Back when the RN had more than one flattop
RN Fleet Air Arm carrier planes, 1943/44. Nearest to farthest is a Seafire (marinized Spitfire), Corsair, Martlet (Wildcat), two Barracuda to the right, aircraft at the end is a Firefly and a Sea Hurricane facing the camera. Photo was taken at RNAS training facility a Royal Navy mechanics school in the Midlands, NAS Mill Meece / HMS Fledgling. The facility was used to train WRNS Air Mechanics (Ordnance) on FAA types.

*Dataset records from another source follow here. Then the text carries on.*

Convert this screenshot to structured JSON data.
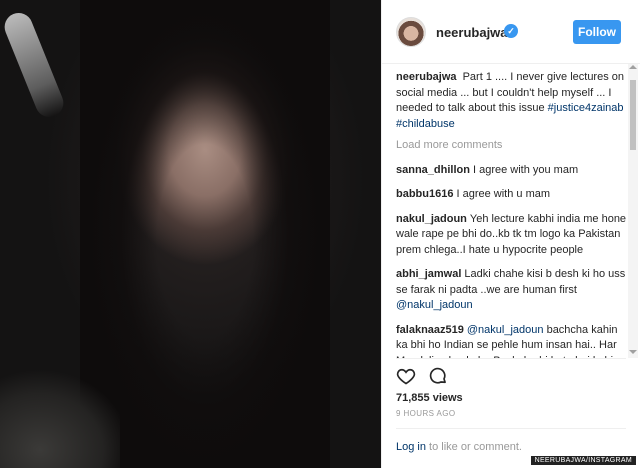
{
  "post": {
    "username": "neerubajwa",
    "follow_label": "Follow",
    "verified_mark": "✓"
  },
  "caption": {
    "username": "neerubajwa",
    "text": "Part 1 .... I never give lectures on social media ... but I couldn't help myself ... I needed to talk about this issue",
    "hashtags": "#justice4zainab #childabuse"
  },
  "load_more": "Load more comments",
  "comments": [
    {
      "username": "sanna_dhillon",
      "pre": "",
      "mention": "",
      "text": "I agree with you mam"
    },
    {
      "username": "babbu1616",
      "pre": "",
      "mention": "",
      "text": "I agree with u mam"
    },
    {
      "username": "nakul_jadoun",
      "pre": "",
      "mention": "",
      "text": "Yeh lecture kabhi india me hone wale rape pe bhi do..kb tk tm logo ka Pakistan prem chlega..I hate u hypocrite people"
    },
    {
      "username": "abhi_jamwal",
      "pre": "Ladki chahe kisi b desh ki ho uss se farak ni padta ..we are human first ",
      "mention": "@nakul_jadoun",
      "text": ""
    },
    {
      "username": "falaknaaz519",
      "pre": "",
      "mention": "@nakul_jadoun",
      "text": " bachcha kahin ka bhi ho Indian se pehle hum insan hai.. Har Maa k liye bachcha Bachcha hi hota hai kahin ka bhi kisika bhi ho... Every"
    }
  ],
  "stats": {
    "views": "71,855 views",
    "time": "9 HOURS AGO"
  },
  "footer": {
    "login_link": "Log in",
    "login_rest": " to like or comment."
  },
  "credit": "NEERUBAJWA/INSTAGRAM",
  "icons": {
    "heart": "heart-icon",
    "comment": "comment-icon"
  },
  "colors": {
    "accent": "#3897f0",
    "link": "#003569",
    "muted": "#999999"
  }
}
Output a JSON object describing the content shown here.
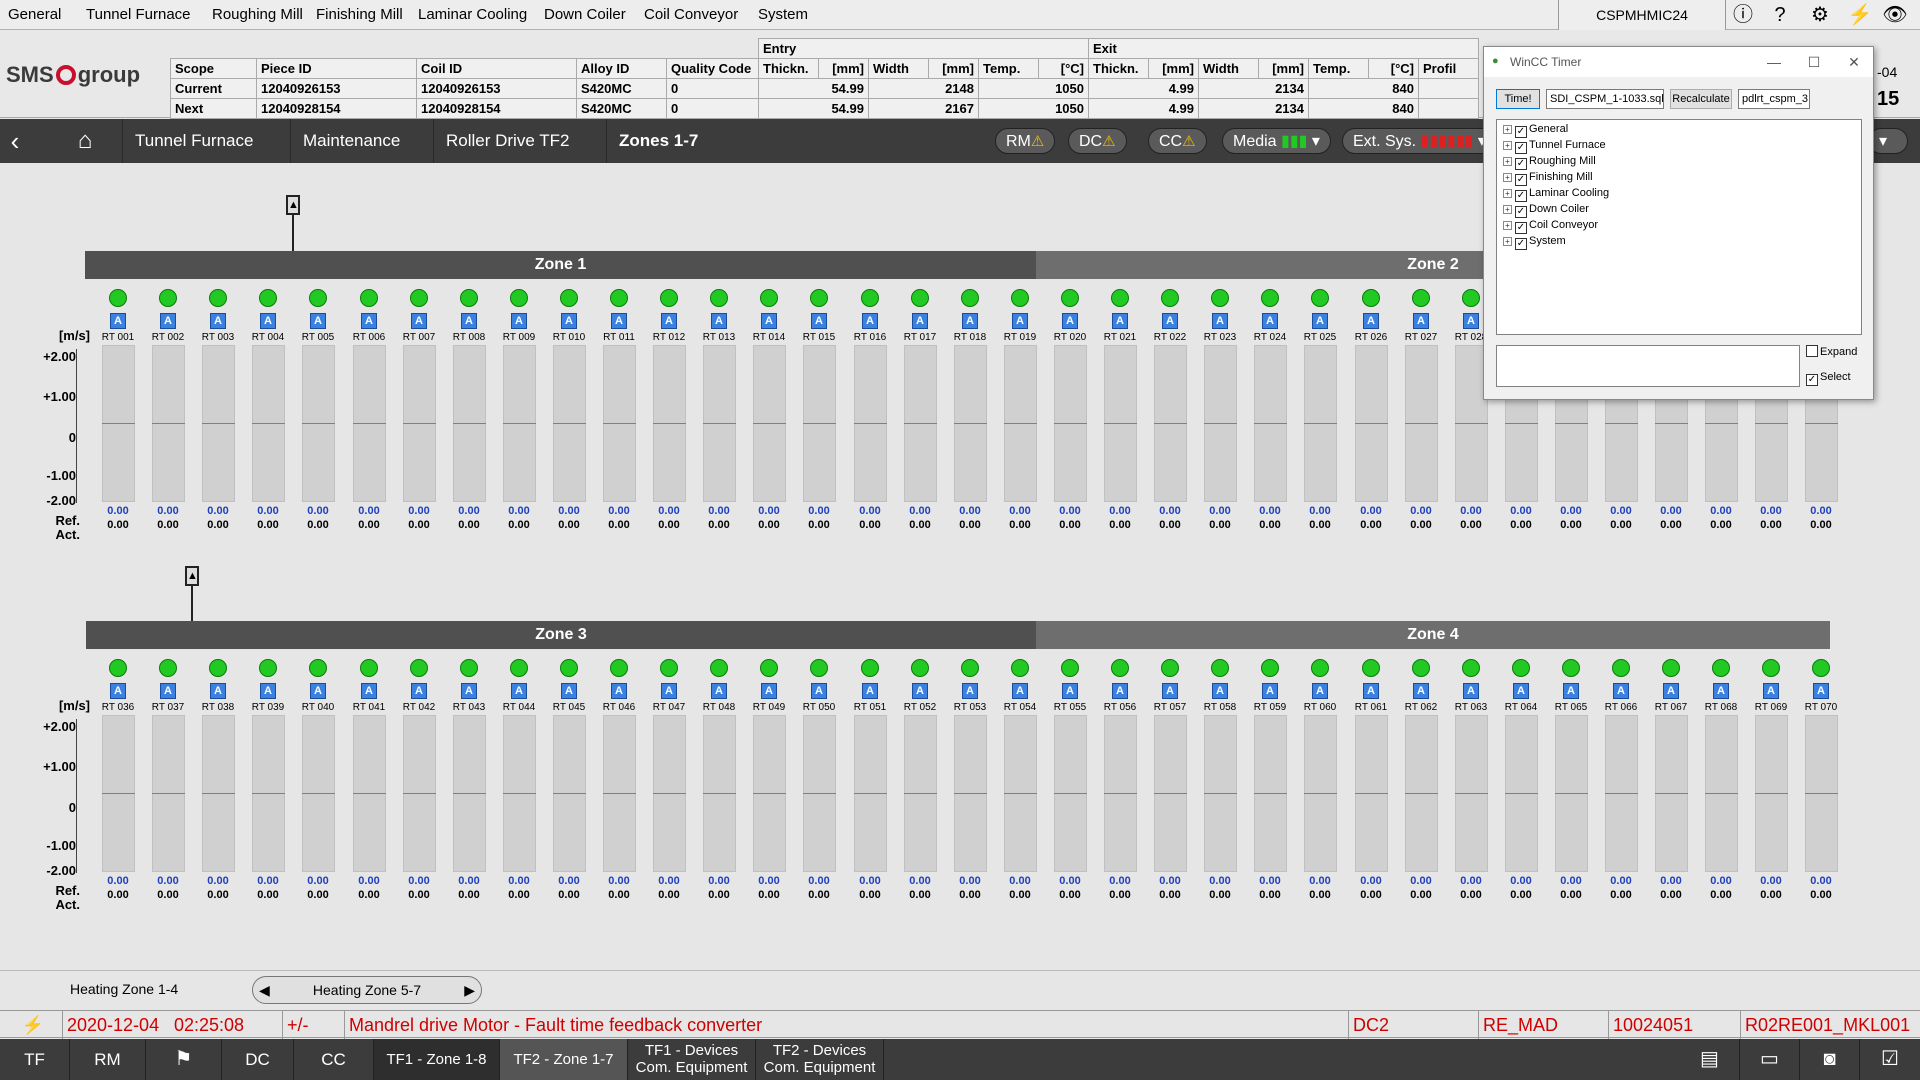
{
  "menu": [
    "General",
    "Tunnel Furnace",
    "Roughing Mill",
    "Finishing Mill",
    "Laminar Cooling",
    "Down Coiler",
    "Coil Conveyor",
    "System"
  ],
  "host": "CSPMHMIC24",
  "icons": {
    "info": "info-icon",
    "help": "help-icon",
    "settings": "gear-icon",
    "power": "lightning-icon",
    "view": "eye-icon"
  },
  "logo": {
    "left": "SMS",
    "right": "group"
  },
  "piece": {
    "headers": [
      "Scope",
      "Piece ID",
      "Coil ID",
      "Alloy ID",
      "Quality Code"
    ],
    "entry_label": "Entry",
    "exit_label": "Exit",
    "sub_headers": [
      "Thickn.",
      "[mm]",
      "Width",
      "[mm]",
      "Temp.",
      "[°C]",
      "Thickn.",
      "[mm]",
      "Width",
      "[mm]",
      "Temp.",
      "[°C]",
      "Profil"
    ],
    "rows": [
      {
        "scope": "Current",
        "piece": "12040926153",
        "coil": "12040926153",
        "alloy": "S420MC",
        "qc": "0",
        "e_thk": "54.99",
        "e_wid": "2148",
        "e_tmp": "1050",
        "x_thk": "4.99",
        "x_wid": "2134",
        "x_tmp": "840"
      },
      {
        "scope": "Next",
        "piece": "12040928154",
        "coil": "12040928154",
        "alloy": "S420MC",
        "qc": "0",
        "e_thk": "54.99",
        "e_wid": "2167",
        "e_tmp": "1050",
        "x_thk": "4.99",
        "x_wid": "2134",
        "x_tmp": "840"
      }
    ],
    "dc_label": "DC",
    "date_frag": "-04",
    "time_frag": "15"
  },
  "nav": {
    "crumbs": [
      "Tunnel Furnace",
      "Maintenance",
      "Roller Drive TF2",
      "Zones 1-7"
    ],
    "pills": [
      "RM",
      "DC",
      "CC",
      "Media",
      "Ext. Sys."
    ]
  },
  "panel1": {
    "zones": [
      "Zone 1",
      "Zone 2"
    ],
    "unit": "[m/s]",
    "yticks": [
      "+2.00",
      "+1.00",
      "0",
      "-1.00",
      "-2.00"
    ],
    "row_ref": "Ref.",
    "row_act": "Act.",
    "start": 1,
    "count": 35,
    "value": "0.00"
  },
  "panel2": {
    "zones": [
      "Zone 3",
      "Zone 4"
    ],
    "unit": "[m/s]",
    "yticks": [
      "+2.00",
      "+1.00",
      "0",
      "-1.00",
      "-2.00"
    ],
    "row_ref": "Ref.",
    "row_act": "Act.",
    "start": 36,
    "count": 35,
    "value": "0.00"
  },
  "pager": {
    "prev": "Heating Zone 1-4",
    "current": "Heating Zone 5-7"
  },
  "alarm": {
    "date": "2020-12-04",
    "time": "02:25:08",
    "sign": "+/-",
    "text": "Mandrel drive Motor - Fault time feedback converter",
    "area": "DC2",
    "user": "RE_MAD",
    "code": "10024051",
    "tag": "R02RE001_MKL001"
  },
  "taskbar": {
    "tf": "TF",
    "rm": "RM",
    "dc": "DC",
    "cc": "CC",
    "tabs": [
      "TF1 -  Zone 1-8",
      "TF2 -  Zone 1-7"
    ],
    "dev1": [
      "TF1 - Devices",
      "Com. Equipment"
    ],
    "dev2": [
      "TF2 - Devices",
      "Com. Equipment"
    ]
  },
  "dialog": {
    "title": "WinCC Timer",
    "time_btn": "Time!",
    "file": "SDI_CSPM_1-1033.sql",
    "recalc": "Recalculate",
    "db": "pdlrt_cspm_3",
    "tree": [
      "General",
      "Tunnel Furnace",
      "Roughing Mill",
      "Finishing Mill",
      "Laminar Cooling",
      "Down Coiler",
      "Coil Conveyor",
      "System"
    ],
    "expand": "Expand",
    "select": "Select"
  }
}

During WWII, the Royal Navy saw the writing on the wall in the respect that, to remain a first-rate naval power with a global reach, it needed a fleet of modern aircraft carriers. Entering the war in 1939 with three 27,000-ton Courageous-class carriers converted from battlecruiser hulls, the 22,000 ton battleship-hulled HMS Eagle, the unique 27,000-ton Ark Royal, and the tiny 13,000-ton HMS Hermes (pennant 95, the world’s first ship to be designed as an aircraft carrier)– a total of just six flattops, within the first couple years of the war 5/6th of these were sent to the bottom by Axis warships and aircraft!
Luckily, two 32,000-ton Implacable-class and four 23,000-ton Illustrious-class carriers, laid down before the war, were able to join the fleet to help make good those losses until the first of 16 planned follow-on Colossus-class light fleet carriers, a quartet of 35,000-ton Audacious-class, four Malta-class supercarriers (57,000-tons), and 8 planned Centaur-class carriers could be built (although most weren’t)– not to mention 45 escort carriers quickly folded into service– hence the wide array of comprehensive carrier-based strike and fighter aircraft seen above.